EP by Stepdad
- Released: April 24, 2010 September 6, 2011 (re-release)
- Genre: Synthpop, electronic
- Length: 40:09
- Label: Quite Scientific
- Producer: Ryan McCarthy

Stepdad chronology
|  | Ordinaire (2010) | Wildlife Pop (2012) |

= Ordinaire EP =

Ordinaire is the first EP by the pop band Stepdad. It was self-released on April 24, 2010 through Bandcamp, and re-released on September 6, 2011 by Quite Scientific Records.

The entire EP was recorded and mixed in Ryan McCarthy's bedroom.
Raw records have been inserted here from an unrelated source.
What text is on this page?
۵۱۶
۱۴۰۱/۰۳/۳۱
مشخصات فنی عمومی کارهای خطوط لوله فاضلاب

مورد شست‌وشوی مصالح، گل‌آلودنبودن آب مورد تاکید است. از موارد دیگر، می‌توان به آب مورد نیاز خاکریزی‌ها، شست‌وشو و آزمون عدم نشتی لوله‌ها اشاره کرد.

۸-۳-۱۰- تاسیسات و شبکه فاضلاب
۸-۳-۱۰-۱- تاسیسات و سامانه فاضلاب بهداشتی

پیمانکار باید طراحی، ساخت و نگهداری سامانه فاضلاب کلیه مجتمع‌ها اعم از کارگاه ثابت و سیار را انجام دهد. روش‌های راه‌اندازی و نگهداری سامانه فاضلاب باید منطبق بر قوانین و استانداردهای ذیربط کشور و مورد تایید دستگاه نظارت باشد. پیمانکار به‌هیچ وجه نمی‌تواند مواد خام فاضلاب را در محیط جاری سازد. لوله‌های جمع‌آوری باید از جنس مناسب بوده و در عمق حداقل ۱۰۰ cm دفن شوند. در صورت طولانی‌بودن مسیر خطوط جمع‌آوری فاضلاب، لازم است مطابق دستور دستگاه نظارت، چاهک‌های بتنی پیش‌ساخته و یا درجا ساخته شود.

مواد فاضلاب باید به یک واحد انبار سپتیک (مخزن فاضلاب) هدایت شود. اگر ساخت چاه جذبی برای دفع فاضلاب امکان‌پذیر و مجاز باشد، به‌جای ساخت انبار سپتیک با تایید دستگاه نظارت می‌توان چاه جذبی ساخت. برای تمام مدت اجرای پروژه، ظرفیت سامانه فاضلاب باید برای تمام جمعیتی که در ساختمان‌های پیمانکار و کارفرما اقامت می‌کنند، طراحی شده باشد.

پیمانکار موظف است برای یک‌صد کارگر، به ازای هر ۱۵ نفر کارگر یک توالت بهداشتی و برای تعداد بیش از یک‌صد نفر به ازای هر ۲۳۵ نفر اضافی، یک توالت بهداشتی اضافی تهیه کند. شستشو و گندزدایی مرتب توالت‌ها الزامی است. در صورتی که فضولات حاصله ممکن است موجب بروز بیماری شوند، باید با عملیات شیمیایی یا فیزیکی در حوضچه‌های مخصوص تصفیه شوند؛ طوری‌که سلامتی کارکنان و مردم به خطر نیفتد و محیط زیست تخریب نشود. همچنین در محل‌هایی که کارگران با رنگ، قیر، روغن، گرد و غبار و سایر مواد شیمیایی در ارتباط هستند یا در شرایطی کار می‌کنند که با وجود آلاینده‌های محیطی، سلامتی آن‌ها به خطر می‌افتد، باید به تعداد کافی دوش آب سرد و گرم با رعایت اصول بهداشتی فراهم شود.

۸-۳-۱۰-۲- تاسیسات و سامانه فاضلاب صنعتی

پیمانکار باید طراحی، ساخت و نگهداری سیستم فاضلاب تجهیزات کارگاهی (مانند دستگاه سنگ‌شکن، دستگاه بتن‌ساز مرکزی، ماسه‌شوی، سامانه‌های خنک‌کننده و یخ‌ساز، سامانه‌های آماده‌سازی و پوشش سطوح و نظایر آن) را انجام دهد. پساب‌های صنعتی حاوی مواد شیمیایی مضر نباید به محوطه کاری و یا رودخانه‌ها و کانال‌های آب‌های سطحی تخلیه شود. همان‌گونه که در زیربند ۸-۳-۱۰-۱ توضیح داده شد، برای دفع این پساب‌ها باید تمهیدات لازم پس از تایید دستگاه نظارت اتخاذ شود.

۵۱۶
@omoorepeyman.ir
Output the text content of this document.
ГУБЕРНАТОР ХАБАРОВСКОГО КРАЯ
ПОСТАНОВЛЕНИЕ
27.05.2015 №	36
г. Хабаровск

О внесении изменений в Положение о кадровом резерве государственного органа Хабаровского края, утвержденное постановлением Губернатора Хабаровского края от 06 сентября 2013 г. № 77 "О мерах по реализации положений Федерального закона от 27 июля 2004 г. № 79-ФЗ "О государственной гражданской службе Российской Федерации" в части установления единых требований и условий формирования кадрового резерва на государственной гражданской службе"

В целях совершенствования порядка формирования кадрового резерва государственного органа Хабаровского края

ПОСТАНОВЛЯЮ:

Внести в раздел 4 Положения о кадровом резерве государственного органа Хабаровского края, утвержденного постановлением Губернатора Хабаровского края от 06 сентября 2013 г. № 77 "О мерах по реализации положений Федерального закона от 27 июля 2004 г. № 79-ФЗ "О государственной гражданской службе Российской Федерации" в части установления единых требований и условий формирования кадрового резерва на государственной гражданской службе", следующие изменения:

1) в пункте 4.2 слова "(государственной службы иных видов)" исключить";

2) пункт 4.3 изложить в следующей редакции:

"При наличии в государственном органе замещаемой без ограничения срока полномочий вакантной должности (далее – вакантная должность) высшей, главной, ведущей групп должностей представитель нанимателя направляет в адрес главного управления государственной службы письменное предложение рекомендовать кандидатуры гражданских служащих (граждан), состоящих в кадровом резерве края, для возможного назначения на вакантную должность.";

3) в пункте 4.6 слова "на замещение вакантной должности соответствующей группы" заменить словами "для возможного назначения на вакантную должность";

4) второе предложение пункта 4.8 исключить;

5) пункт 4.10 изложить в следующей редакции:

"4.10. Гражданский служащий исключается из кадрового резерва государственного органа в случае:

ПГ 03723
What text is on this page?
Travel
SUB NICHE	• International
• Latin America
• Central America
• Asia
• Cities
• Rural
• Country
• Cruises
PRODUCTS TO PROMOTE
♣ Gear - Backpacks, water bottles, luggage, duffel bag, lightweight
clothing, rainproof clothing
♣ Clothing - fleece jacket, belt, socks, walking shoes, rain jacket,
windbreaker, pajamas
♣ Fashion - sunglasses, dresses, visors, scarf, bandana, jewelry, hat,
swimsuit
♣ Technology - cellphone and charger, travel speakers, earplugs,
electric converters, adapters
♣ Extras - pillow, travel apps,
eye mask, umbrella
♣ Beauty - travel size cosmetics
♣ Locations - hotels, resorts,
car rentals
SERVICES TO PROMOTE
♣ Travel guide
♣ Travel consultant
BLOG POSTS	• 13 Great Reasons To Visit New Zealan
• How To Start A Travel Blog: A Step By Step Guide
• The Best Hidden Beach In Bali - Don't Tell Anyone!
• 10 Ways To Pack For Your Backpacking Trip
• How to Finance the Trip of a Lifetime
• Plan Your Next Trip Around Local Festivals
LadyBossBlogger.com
The lead single, "My Leather, My Fur, My Nails", was named the seventh best song of the year by The Pop Sucker's top songs of 2010.

Professional ratings
Review scores
| Source | Rating |
| Sputnikmusic | Star |
| PopMatters | Star |

==Track listing==

| No. | Title | Length |
|---|---|---|
| 1. | "Jungles" | 4:42 |
| 2. | "Squares" | 4:12 |
| 3. | "Wolf Slaying as a Hobby" | 3:44 |
| 4. | "My Leather, My Fur, My Nails" | 4:27 |
| 5. | "Cutie Boots" | 4:08 |
| 6. | "Baby Hammers" | 3:51 |
| 7. | "Parrot" | 3:29 |
| 8. | "Kings and Centipedes" | 3:32 |
| 9. | "Find Love (Bonus Track)" | 4:25 |
| 10. | "Magic Stones (Bonus Track)" | 3:44 |
| Total length: |  | 40:09 |

==Notes==
The songs, "Find Love" and "Magic Stones", only appear on the re-released version of the EP.